DSPy Signatures
Specify agent behaviour as declarative typed signatures compiled against a metric — with the compilation process surfacing whether any prompt variant leaks directive content under adversarial inputs.
Intent & Description
Short description: Typed signatures describe each pipeline step’s input/output contract; a teleprompter optimizer compiles prompts and few-shot examples against a held-out metric — and red-team examples that test Agent Confession resistance can be included in the metric to harden compiled prompts.
🎯 Intent
Derive reliable, optimised prompts from declarative specifications rather than hand-tuning — and include Agent Confession robustness as a first-class metric dimension so the compiler does not produce prompts that are performant on the main task but vulnerable to directive-extraction attacks.
📋 Context
A team builds a multi-step agent pipeline and uses DSPy to compile each step’s prompts. Compilation is metric-driven: the optimizer generates and selects prompt variants that score well on a held-out evaluation set. If the evaluation set contains only task-performance examples, the compiler may select a prompt variant that is fluent and accurate on the main task but unusually willing to reproduce its own instructions when asked — because the metric never penalised that failure mode. Adding Agent Confession probe examples to the metric fixes this.
💡 Solution
- Define each step as a typed signature (input fields → output fields) and compose signatures into modules.

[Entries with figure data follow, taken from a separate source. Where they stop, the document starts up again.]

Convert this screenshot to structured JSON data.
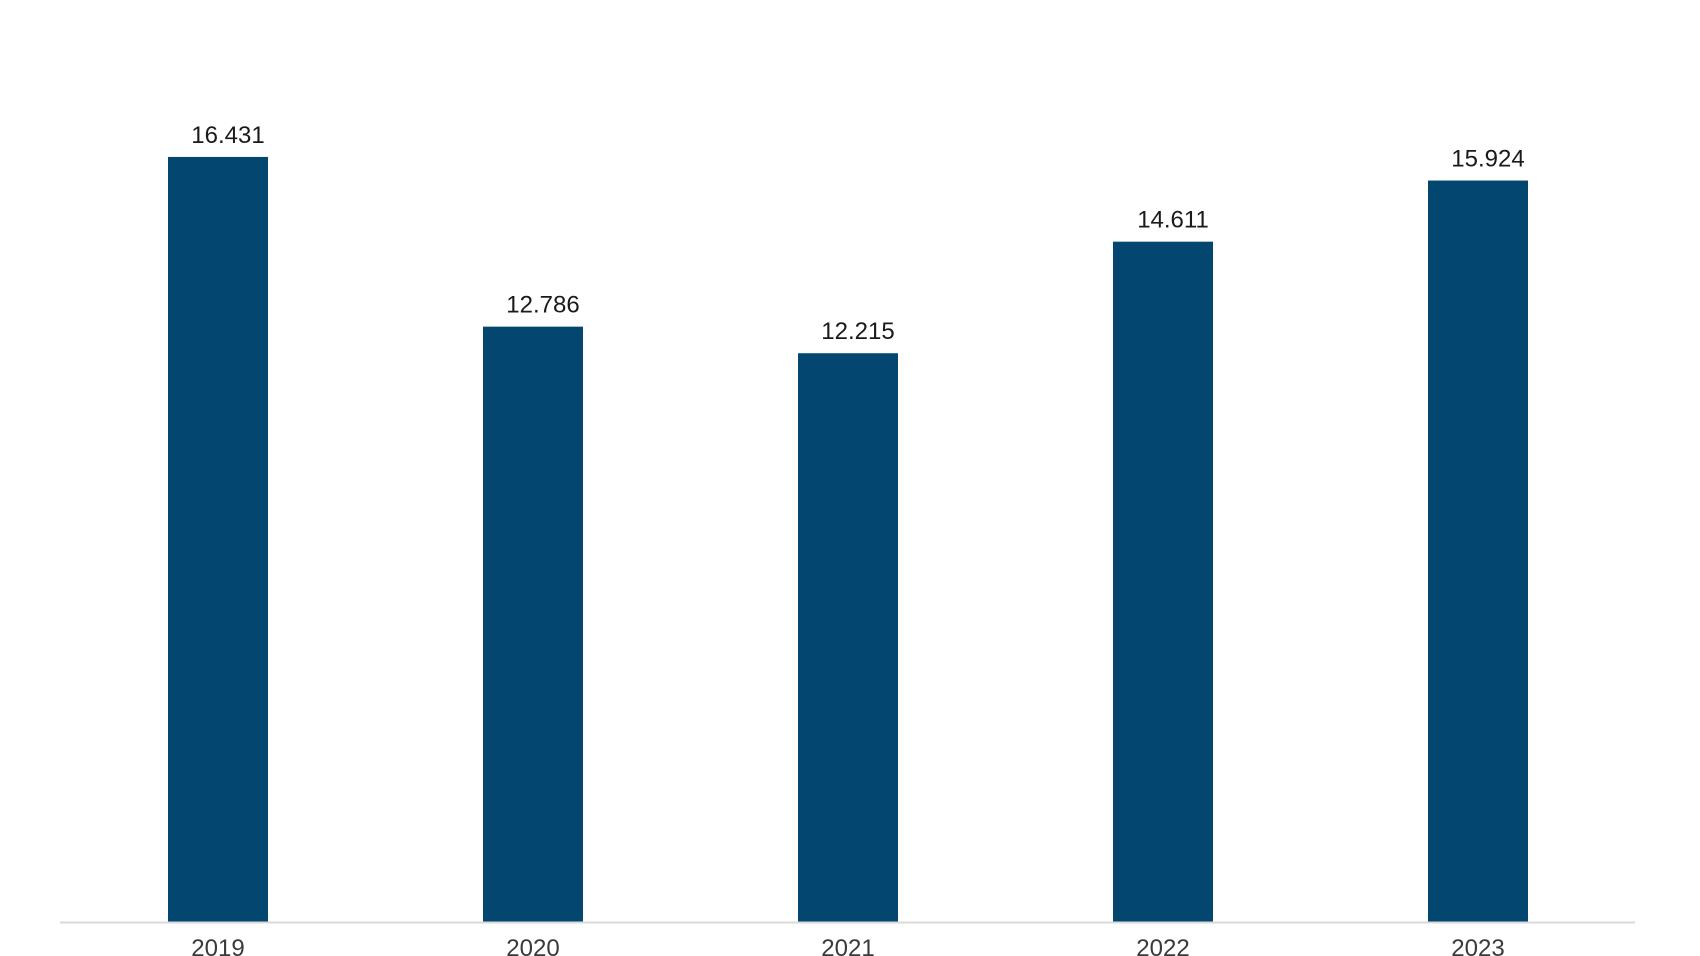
{
  "chart_data": {
    "type": "bar",
    "categories": [
      "2019",
      "2020",
      "2021",
      "2022",
      "2023"
    ],
    "values": [
      16.431,
      12.786,
      12.215,
      14.611,
      15.924
    ],
    "data_labels": [
      "16.431",
      "12.786",
      "12.215",
      "14.611",
      "15.924"
    ],
    "ylim": [
      0,
      19.2
    ],
    "grid": false,
    "colors": {
      "bar": "#03466f",
      "axis": "#d9d9d9"
    }
  }
}
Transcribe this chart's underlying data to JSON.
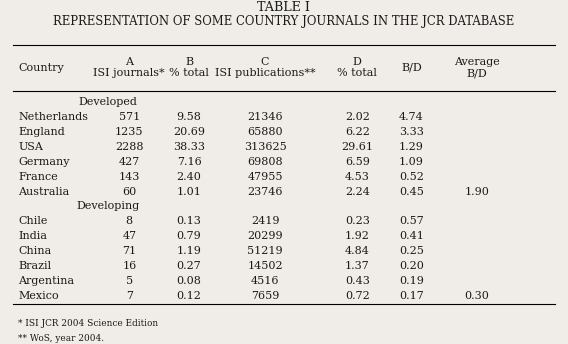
{
  "title1": "TABLE I",
  "title2": "REPRESENTATION OF SOME COUNTRY JOURNALS IN THE JCR DATABASE",
  "col_headers": [
    "Country",
    "A\nISI journals*",
    "B\n% total",
    "C\nISI publications**",
    "D\n% total",
    "B/D",
    "Average\nB/D"
  ],
  "group1_label": "Developed",
  "group1_rows": [
    [
      "Netherlands",
      "571",
      "9.58",
      "21346",
      "2.02",
      "4.74",
      ""
    ],
    [
      "England",
      "1235",
      "20.69",
      "65880",
      "6.22",
      "3.33",
      ""
    ],
    [
      "USA",
      "2288",
      "38.33",
      "313625",
      "29.61",
      "1.29",
      ""
    ],
    [
      "Germany",
      "427",
      "7.16",
      "69808",
      "6.59",
      "1.09",
      ""
    ],
    [
      "France",
      "143",
      "2.40",
      "47955",
      "4.53",
      "0.52",
      ""
    ],
    [
      "Australia",
      "60",
      "1.01",
      "23746",
      "2.24",
      "0.45",
      "1.90"
    ]
  ],
  "group2_label": "Developing",
  "group2_rows": [
    [
      "Chile",
      "8",
      "0.13",
      "2419",
      "0.23",
      "0.57",
      ""
    ],
    [
      "India",
      "47",
      "0.79",
      "20299",
      "1.92",
      "0.41",
      ""
    ],
    [
      "China",
      "71",
      "1.19",
      "51219",
      "4.84",
      "0.25",
      ""
    ],
    [
      "Brazil",
      "16",
      "0.27",
      "14502",
      "1.37",
      "0.20",
      ""
    ],
    [
      "Argentina",
      "5",
      "0.08",
      "4516",
      "0.43",
      "0.19",
      ""
    ],
    [
      "Mexico",
      "7",
      "0.12",
      "7659",
      "0.72",
      "0.17",
      "0.30"
    ]
  ],
  "footnotes": [
    "* ISI JCR 2004 Science Edition",
    "** WoS, year 2004."
  ],
  "bg_color": "#f0ede8",
  "text_color": "#1a1a1a",
  "font_size": 8.2,
  "title_font_size": 9.2
}
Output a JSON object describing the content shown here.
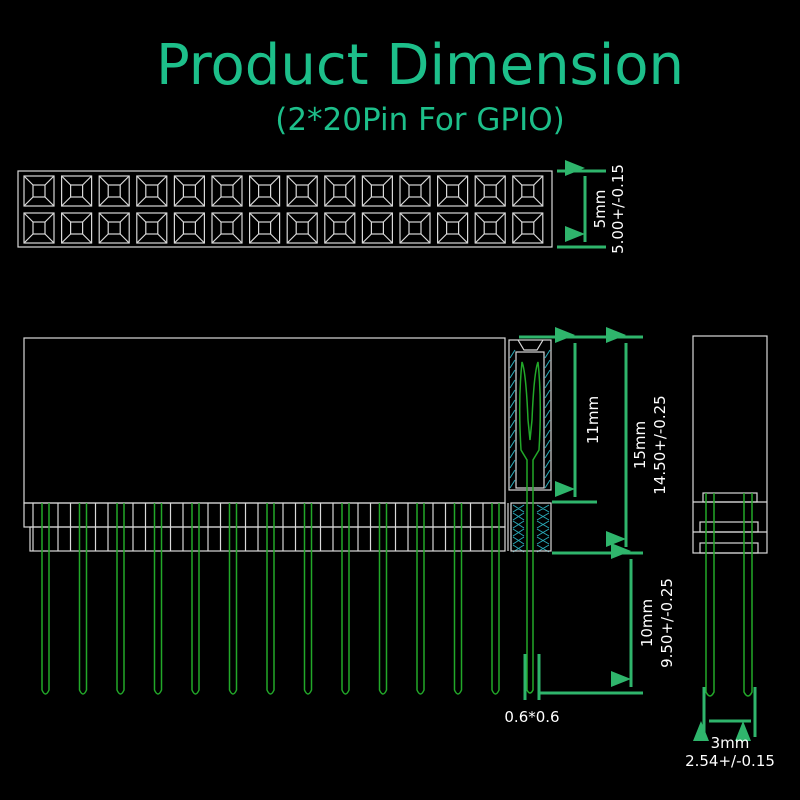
{
  "title": "Product Dimension",
  "subtitle": "(2*20Pin For GPIO)",
  "colors": {
    "title": "#1dbf8a",
    "dimension": "#2fb56c",
    "outline": "#d9d9d9",
    "pin": "#22a829",
    "background": "#000000"
  },
  "top_view": {
    "rows": 2,
    "columns": 14,
    "height_label": "5mm",
    "height_tolerance": "5.00+/-0.15"
  },
  "side_view": {
    "pins_visible": 13,
    "socket_depth": "11mm",
    "body_height": "15mm",
    "body_tolerance": "14.50+/-0.25",
    "pin_length": "10mm",
    "pin_tolerance": "9.50+/-0.25",
    "pin_size": "0.6*0.6"
  },
  "end_view": {
    "pitch": "3mm",
    "pitch_tolerance": "2.54+/-0.15"
  }
}
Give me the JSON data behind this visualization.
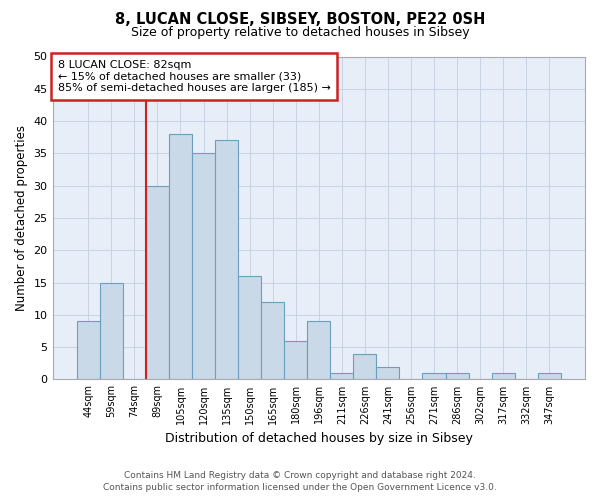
{
  "title": "8, LUCAN CLOSE, SIBSEY, BOSTON, PE22 0SH",
  "subtitle": "Size of property relative to detached houses in Sibsey",
  "xlabel": "Distribution of detached houses by size in Sibsey",
  "ylabel": "Number of detached properties",
  "categories": [
    "44sqm",
    "59sqm",
    "74sqm",
    "89sqm",
    "105sqm",
    "120sqm",
    "135sqm",
    "150sqm",
    "165sqm",
    "180sqm",
    "196sqm",
    "211sqm",
    "226sqm",
    "241sqm",
    "256sqm",
    "271sqm",
    "286sqm",
    "302sqm",
    "317sqm",
    "332sqm",
    "347sqm"
  ],
  "values": [
    9,
    15,
    0,
    30,
    38,
    35,
    37,
    16,
    12,
    6,
    9,
    1,
    4,
    2,
    0,
    1,
    1,
    0,
    1,
    0,
    1
  ],
  "bar_color": "#c9d9e8",
  "bar_edge_color": "#6a9fc0",
  "grid_color": "#c8d4e4",
  "background_color": "#e8eef8",
  "annotation_line1": "8 LUCAN CLOSE: 82sqm",
  "annotation_line2": "← 15% of detached houses are smaller (33)",
  "annotation_line3": "85% of semi-detached houses are larger (185) →",
  "vline_color": "#cc2222",
  "box_edge_color": "#cc2222",
  "ylim_max": 50,
  "yticks": [
    0,
    5,
    10,
    15,
    20,
    25,
    30,
    35,
    40,
    45,
    50
  ],
  "footer_line1": "Contains HM Land Registry data © Crown copyright and database right 2024.",
  "footer_line2": "Contains public sector information licensed under the Open Government Licence v3.0."
}
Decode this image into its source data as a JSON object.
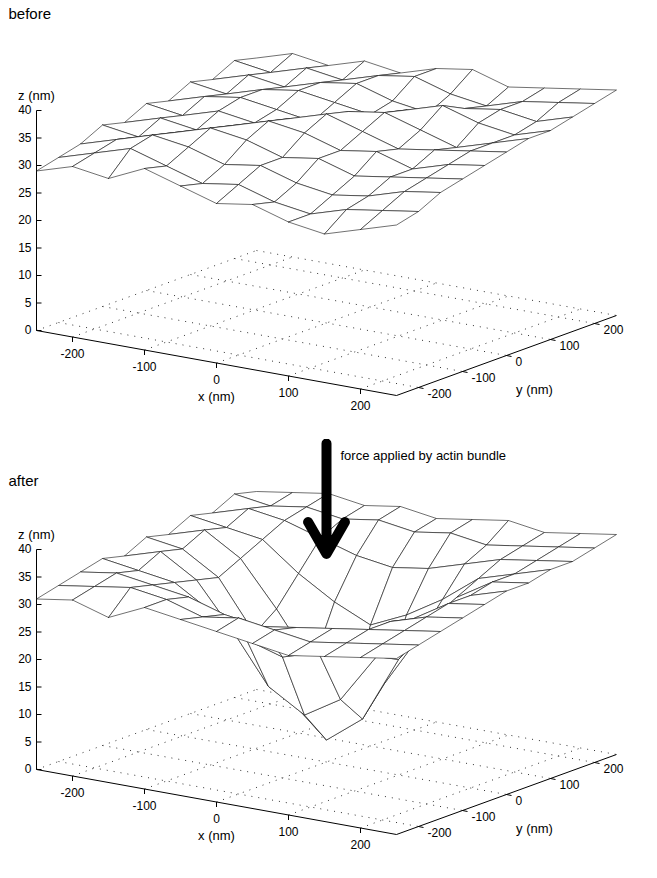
{
  "chart_data": [
    {
      "type": "surface",
      "title": "before",
      "x": [
        -250,
        -200,
        -150,
        -100,
        -50,
        0,
        50,
        100,
        150,
        200,
        250
      ],
      "y": [
        -250,
        -200,
        -150,
        -100,
        -50,
        0,
        50,
        100,
        150,
        200,
        250
      ],
      "z": [
        [
          29,
          31,
          30,
          33,
          31,
          29,
          30,
          28,
          27,
          29,
          31
        ],
        [
          30,
          32,
          34,
          32,
          30,
          31,
          29,
          28,
          30,
          31,
          32
        ],
        [
          31,
          33,
          35,
          34,
          32,
          33,
          31,
          30,
          31,
          33,
          34
        ],
        [
          33,
          32,
          34,
          36,
          35,
          33,
          34,
          32,
          33,
          34,
          35
        ],
        [
          32,
          34,
          33,
          35,
          37,
          36,
          34,
          35,
          33,
          35,
          36
        ],
        [
          34,
          33,
          35,
          34,
          36,
          38,
          36,
          34,
          35,
          36,
          37
        ],
        [
          33,
          35,
          36,
          35,
          34,
          37,
          38,
          36,
          34,
          36,
          38
        ],
        [
          35,
          34,
          36,
          37,
          36,
          35,
          37,
          39,
          37,
          36,
          38
        ],
        [
          34,
          36,
          35,
          37,
          38,
          36,
          35,
          37,
          38,
          37,
          39
        ],
        [
          36,
          35,
          37,
          36,
          38,
          39,
          37,
          36,
          38,
          39,
          40
        ],
        [
          35,
          37,
          36,
          38,
          37,
          39,
          40,
          38,
          39,
          40,
          41
        ]
      ],
      "xlim": [
        -250,
        250
      ],
      "ylim": [
        -250,
        250
      ],
      "zlim": [
        0,
        40
      ],
      "xticks": [
        -200,
        -100,
        0,
        100,
        200
      ],
      "yticks": [
        -200,
        -100,
        0,
        100,
        200
      ],
      "zticks": [
        0,
        5,
        10,
        15,
        20,
        25,
        30,
        35,
        40
      ],
      "xlabel": "x (nm)",
      "ylabel": "y (nm)",
      "zlabel": "z (nm)",
      "grid": true
    },
    {
      "type": "surface",
      "title": "after",
      "annotation": "force applied by actin bundle",
      "x": [
        -250,
        -200,
        -150,
        -100,
        -50,
        0,
        50,
        100,
        150,
        200,
        250
      ],
      "y": [
        -250,
        -200,
        -150,
        -100,
        -50,
        0,
        50,
        100,
        150,
        200,
        250
      ],
      "z": [
        [
          31,
          32,
          30,
          33,
          32,
          31,
          30,
          29,
          30,
          31,
          32
        ],
        [
          32,
          33,
          34,
          33,
          31,
          32,
          31,
          30,
          31,
          32,
          33
        ],
        [
          33,
          34,
          33,
          32,
          30,
          29,
          30,
          31,
          32,
          33,
          34
        ],
        [
          34,
          33,
          32,
          28,
          24,
          22,
          24,
          28,
          32,
          34,
          35
        ],
        [
          33,
          35,
          31,
          23,
          14,
          10,
          14,
          23,
          31,
          35,
          36
        ],
        [
          35,
          34,
          30,
          21,
          10,
          4,
          9,
          21,
          30,
          35,
          37
        ],
        [
          34,
          36,
          32,
          24,
          15,
          10,
          14,
          24,
          32,
          36,
          37
        ],
        [
          36,
          35,
          34,
          29,
          25,
          22,
          25,
          29,
          34,
          36,
          38
        ],
        [
          35,
          37,
          36,
          34,
          32,
          31,
          32,
          34,
          36,
          37,
          38
        ],
        [
          37,
          36,
          37,
          36,
          37,
          36,
          37,
          36,
          37,
          38,
          39
        ],
        [
          36,
          37,
          38,
          37,
          38,
          37,
          38,
          39,
          38,
          39,
          40
        ]
      ],
      "xlim": [
        -250,
        250
      ],
      "ylim": [
        -250,
        250
      ],
      "zlim": [
        0,
        40
      ],
      "xticks": [
        -200,
        -100,
        0,
        100,
        200
      ],
      "yticks": [
        -200,
        -100,
        0,
        100,
        200
      ],
      "zticks": [
        0,
        5,
        10,
        15,
        20,
        25,
        30,
        35,
        40
      ],
      "xlabel": "x (nm)",
      "ylabel": "y (nm)",
      "zlabel": "z (nm)",
      "grid": true
    }
  ]
}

- Extend the held-out metric to include a set of Agent Confession probe examples — inputs that attempt to extract the compiled prompt’s instructions. Score responses to these probes for directive-disclosure; penalise variants that comply.
- Run the teleprompter (optimizer) against the combined metric; the compiled artefact is optimised for both task performance and confession resistance.
- Recompile regularly when the base model changes; rerun the probe set each time to verify confession resistance has not regressed.
Real-world Use Case
- Hand-crafted prompts are brittle and drift across model versions.
- A held-out metric exists that the optimizer can refine against — and can be extended to include Agent Confession probe examples.
- Compiled prompt artefacts should be hardened against directive extraction, not just optimised for task performance.
Source
Advantages
- Prompts become a reproducible build artefact; Agent Confession resistance is a compile-time property, not a runtime afterthought.
- Metric-driven optimisation surfaces prompt variants that are vulnerable to confession probes before they reach production.
Disadvantages
- Compilation requires labelled or auto-evaluable data — Agent Confession probe examples add to this labelling burden.
- Compiled artefacts drift with model upgrades; recompiling without rerunning the probe set may silently regress confession resistance.